An einem kalten Winterabend im Jahre 197* saßen S. und M. in der Destille von Alfred Niewöhner in der G…Straße in Hamburg-W. Um die Kälte zu verjagen, sprachen sie reichlich dem Punsch zu und versuchten mit allerlei Mätzchen und Sprüchen zwei weibliche Wesen zu beeindrucken, aber die kühlen Blonden zeigten sich ungerührt, obwohl S. sogar den Ärmel seiner Jacke anzündete und kurz darauf mit Punsch löschte.
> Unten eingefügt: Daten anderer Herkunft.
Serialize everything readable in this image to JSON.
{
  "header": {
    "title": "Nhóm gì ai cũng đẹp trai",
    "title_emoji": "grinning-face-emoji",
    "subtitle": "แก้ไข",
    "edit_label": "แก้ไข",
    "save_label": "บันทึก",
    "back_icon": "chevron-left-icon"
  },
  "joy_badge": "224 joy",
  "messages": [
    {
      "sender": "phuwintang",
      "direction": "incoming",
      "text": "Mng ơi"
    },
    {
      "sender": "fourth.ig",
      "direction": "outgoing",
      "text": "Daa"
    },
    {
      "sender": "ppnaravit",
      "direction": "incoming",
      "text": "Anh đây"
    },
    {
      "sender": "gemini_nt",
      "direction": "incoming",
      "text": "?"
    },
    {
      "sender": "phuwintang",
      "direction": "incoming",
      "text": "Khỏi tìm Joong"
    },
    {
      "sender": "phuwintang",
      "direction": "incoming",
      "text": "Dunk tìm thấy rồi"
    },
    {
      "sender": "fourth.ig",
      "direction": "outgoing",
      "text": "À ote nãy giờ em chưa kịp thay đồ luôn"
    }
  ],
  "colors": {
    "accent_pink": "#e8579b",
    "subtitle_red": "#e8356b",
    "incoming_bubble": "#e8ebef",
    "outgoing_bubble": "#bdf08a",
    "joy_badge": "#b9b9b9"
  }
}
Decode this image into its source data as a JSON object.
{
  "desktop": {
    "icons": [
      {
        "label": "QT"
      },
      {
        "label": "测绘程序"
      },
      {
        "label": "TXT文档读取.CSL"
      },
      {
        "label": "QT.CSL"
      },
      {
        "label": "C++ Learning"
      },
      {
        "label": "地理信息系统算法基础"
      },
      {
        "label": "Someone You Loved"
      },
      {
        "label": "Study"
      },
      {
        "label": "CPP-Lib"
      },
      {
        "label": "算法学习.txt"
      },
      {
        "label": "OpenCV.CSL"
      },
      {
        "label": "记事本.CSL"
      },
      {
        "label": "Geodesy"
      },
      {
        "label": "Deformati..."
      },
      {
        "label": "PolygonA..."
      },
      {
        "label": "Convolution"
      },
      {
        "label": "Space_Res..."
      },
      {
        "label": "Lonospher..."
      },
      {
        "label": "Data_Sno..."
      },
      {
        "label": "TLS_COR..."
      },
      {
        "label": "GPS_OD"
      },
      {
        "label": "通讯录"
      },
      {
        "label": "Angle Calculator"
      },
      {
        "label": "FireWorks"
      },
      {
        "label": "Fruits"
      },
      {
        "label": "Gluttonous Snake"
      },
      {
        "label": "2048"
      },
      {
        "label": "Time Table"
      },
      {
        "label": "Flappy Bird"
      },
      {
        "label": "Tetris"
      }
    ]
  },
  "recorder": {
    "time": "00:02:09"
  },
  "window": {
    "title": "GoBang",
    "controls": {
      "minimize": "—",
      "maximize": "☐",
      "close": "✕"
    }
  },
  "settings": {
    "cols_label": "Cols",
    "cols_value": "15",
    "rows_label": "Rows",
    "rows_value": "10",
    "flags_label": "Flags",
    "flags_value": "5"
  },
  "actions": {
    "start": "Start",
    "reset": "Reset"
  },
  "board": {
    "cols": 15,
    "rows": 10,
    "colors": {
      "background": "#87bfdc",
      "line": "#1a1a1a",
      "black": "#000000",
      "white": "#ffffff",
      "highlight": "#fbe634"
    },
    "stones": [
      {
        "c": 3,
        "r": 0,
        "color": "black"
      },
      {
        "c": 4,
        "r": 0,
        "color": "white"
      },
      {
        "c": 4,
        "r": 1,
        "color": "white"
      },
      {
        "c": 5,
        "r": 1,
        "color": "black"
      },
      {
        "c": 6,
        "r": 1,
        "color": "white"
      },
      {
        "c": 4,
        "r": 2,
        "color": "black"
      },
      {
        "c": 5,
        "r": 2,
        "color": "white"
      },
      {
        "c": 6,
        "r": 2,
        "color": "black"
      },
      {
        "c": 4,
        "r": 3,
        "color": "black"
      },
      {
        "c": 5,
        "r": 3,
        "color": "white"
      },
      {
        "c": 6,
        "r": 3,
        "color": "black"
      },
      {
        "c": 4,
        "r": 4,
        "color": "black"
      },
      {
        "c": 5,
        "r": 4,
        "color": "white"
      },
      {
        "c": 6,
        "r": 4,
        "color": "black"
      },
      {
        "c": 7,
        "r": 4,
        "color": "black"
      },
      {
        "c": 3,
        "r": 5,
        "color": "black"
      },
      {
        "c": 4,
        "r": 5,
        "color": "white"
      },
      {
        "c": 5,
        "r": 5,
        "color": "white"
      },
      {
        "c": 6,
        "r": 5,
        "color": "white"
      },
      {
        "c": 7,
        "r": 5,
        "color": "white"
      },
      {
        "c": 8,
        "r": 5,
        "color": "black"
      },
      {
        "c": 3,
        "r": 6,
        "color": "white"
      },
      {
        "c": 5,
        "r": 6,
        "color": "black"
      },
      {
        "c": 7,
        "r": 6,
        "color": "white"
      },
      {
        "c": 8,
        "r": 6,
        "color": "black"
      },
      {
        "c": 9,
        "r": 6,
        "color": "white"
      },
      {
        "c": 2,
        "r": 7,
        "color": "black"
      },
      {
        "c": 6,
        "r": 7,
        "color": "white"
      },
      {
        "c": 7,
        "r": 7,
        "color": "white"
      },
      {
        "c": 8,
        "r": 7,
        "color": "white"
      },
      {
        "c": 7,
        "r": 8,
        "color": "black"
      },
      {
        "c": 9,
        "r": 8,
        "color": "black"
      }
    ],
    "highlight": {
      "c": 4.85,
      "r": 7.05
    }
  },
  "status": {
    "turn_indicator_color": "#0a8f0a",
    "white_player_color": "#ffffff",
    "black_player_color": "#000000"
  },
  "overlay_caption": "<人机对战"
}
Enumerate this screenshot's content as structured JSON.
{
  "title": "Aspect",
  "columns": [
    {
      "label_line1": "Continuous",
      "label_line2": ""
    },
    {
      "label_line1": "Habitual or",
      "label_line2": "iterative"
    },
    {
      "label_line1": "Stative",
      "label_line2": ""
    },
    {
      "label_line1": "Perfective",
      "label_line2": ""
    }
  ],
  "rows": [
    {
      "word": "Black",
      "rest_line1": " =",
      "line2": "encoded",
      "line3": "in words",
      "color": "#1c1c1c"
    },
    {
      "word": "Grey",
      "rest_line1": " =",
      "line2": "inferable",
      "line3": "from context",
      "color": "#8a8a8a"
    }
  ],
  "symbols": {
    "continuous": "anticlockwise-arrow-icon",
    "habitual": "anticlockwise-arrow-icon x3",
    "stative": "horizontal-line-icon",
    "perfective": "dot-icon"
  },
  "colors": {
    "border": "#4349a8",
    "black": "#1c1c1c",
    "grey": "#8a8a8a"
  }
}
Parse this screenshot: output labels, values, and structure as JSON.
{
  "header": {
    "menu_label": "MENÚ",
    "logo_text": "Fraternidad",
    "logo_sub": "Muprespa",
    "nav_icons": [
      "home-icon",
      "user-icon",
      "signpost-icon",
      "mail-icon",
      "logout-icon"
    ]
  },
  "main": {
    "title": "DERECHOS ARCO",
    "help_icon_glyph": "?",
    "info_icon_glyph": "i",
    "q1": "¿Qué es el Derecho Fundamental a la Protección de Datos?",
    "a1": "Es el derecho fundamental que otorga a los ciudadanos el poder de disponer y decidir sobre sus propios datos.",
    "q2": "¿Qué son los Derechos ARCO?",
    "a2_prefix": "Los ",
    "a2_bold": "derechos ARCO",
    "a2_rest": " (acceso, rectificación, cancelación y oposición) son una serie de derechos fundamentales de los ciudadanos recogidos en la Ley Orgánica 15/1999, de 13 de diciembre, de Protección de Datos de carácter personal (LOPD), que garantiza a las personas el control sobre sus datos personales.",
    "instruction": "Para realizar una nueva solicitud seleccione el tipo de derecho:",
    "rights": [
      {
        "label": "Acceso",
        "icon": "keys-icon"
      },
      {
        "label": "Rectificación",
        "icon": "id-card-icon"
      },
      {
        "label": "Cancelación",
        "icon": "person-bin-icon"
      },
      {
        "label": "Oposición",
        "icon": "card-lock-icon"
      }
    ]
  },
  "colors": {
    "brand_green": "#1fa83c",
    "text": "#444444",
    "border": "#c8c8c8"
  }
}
Enttäuscht verließen S. und M. gegen Mitternacht das Niewöhnersche Etablissement, um in der nahegelegenen Wohnung von M. Schlaf zu finden. Die enge Treppe hochstolpernd, fanden sie sich vor zwei gleichen Türen und entschieden sich für die linke. Zu ihrer Überraschung befanden sie sich in der Wohnung von H., dem Nachbarn von M.
Aus dem Schlaf gerissen erschien H. in einem braun-weiß gestreiften Pyjama, um nach dem Anlass der nächtlichen Störung zu fragen. Er war angenehm überrascht, als ihm S. als der bekannte Künstler P. aus D. vorgestellt wurde, worauf die ebenfalls erwachte Frau V. eine gute Flasche Wein entkorkte.
M. erklärte, dass H. auch ein Künstler sei, der vornehmlich preziöse Radierungen herstellte. H zeigte einige seiner Radierungen, die in einem Graphikschrank neben dem Kohleofen lagerten. S. erkundigte sich ohne Umschweife, ob H. damit denn auch Kohle mache, was H. zögerlich bejahte.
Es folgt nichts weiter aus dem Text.